Sémawé a été mandaté pour concevoir et animer l’ensemble de la démarche de concertation, de l’automne 2021 à l’automne 2022. Quatre saisons ont jalonné différents temps d’expression pour les habitants, les acteurs économiques et sociaux du quartier, ainsi que les élus des communes riveraines et de la Métropole. Une plateforme en ligne a également permis de communiquer sur le projet et de collecter des avis à distance.

Ce que nous avons mis en place

Phase d’exploration : la concertation a débuté par une série d’entretiens auprès d’entreprises et d’associations présentes aux abords du site — un hôtel, des commerces, une entreprise de BTP, des associations de quartiers, un centre social, l’association gestionnaire de l’aire de passage des gens du voyage. Ces échanges ont permis d’affiner les représentations sur le quartier, de récolter les attentes sur les usages possibles et de commencer à se projeter sur un après dans un quartier en pleine mutation.

Présence dans l’espace public : des interventions ont suivi sur le marché de la Butte à Échirolles et à la sortie d’un groupe scolaire à Grenoble, avec une question simple posée aux passants : aujourd’hui on détruit la grande halle, demain on reconstruit quoi ? Les idées ont fusé — un quartier plus apaisé au niveau de la circulation, plus accessible à pied et à vélo, plus végétalisé, avec des espaces verts de qualité, des équipements sportifs et la présence de petits commerces.

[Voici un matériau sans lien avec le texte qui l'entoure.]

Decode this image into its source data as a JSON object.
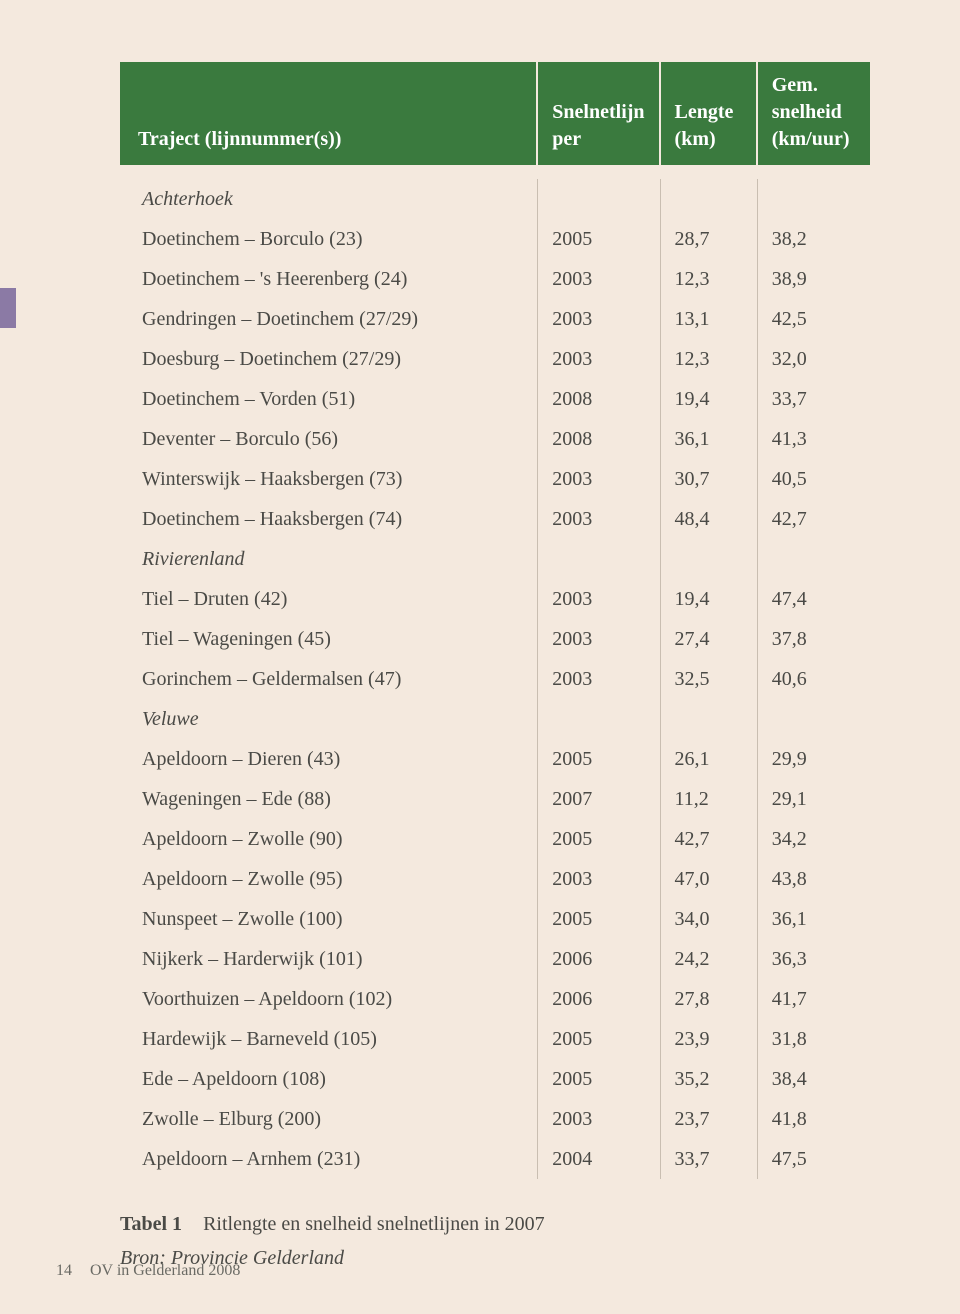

Réunions publiques de co-construction : deux réunions publiques ont ensuite été organisées, sur Échirolles et Grenoble. Avec l’appui des urbanistes et aménageurs, les participants ont travaillé sur plan pour dessiner l’aménagement du futur quartier sans perdre de vue la vocation économique de la zone. La mobilisation des habitants, associée à la présence des représentants d’entreprises et des associations locales, a nourri des échanges passionnés et constructifs.

Au final, quatre thèmes de travail ont émergé avec de nombreuses préconisations d’aménagement : les formes urbaines (mixité d’activités, de formes et de hauteurs), les mobilités (ouvrir et raccorder le site aux quartiers voisins), la désimperméabilisation et la végétalisation du site pour prévenir les îlots de chaleur, et des usages et nouveaux services pour les salariés et les habitants.

Notre approche de la concertation

Ce qui nous intéresse dans ce type de mission, c’est de concevoir une démarche qui donne réellement la parole aux principaux bénéficiaires d’un projet — pas pour valider des décisions déjà prises, mais pour nourrir la réflexion des décideurs avec une intelligence collective ancrée dans le territoire.

Concrètement, cela se traduit par plusieurs principes que nous appliquons systématiquement : aller chercher les gens là où ils sont plutôt que d’organiser des réunions publiques classiques, multiplier les formats pour toucher des publics différents, éviter les formats conférence ou les réunions d’experts, et créer des conditions de dialogue qui favorisent la convergence plutôt que l’accumulation de doléances.

Dans le cas d’Allibert, les facteurs de réussite ont été notamment : une expression politique claire sur l’intention du projet dès le départ, un calendrier suffisamment long pour toucher toutes les parties prenantes, des lieux de concertation répartis sur le territoire, des rencontres adaptées aux disponibilités réelles des personnes (en soirée, sur les temps de la vie quotidienne, sur des horaires de travail), et une équipe de facilitateurs formés à la conduite de démarches participatives.

Une clôture engageante

Pour clore la démarche, les élus se sont exprimés lors d’une réunion publique et se sont engagés sur les préconisations d’aménagement à retenir. Ils ont donné de la visibilité sur la suite du projet, sa feuille de route et son calendrier — une étape utile pour remercier les participants et célébrer le chemin parcouru.

Cette concertation Allibert a constitué un premier jalon réussi pour d’autres mobilisations citoyennes dans le cadre de l’opération de rénovation urbaine Grandalpe. En tant qu’organisation ancrée sur le territoire grenoblois, ce type de mission fait particulièrement sens pour nous.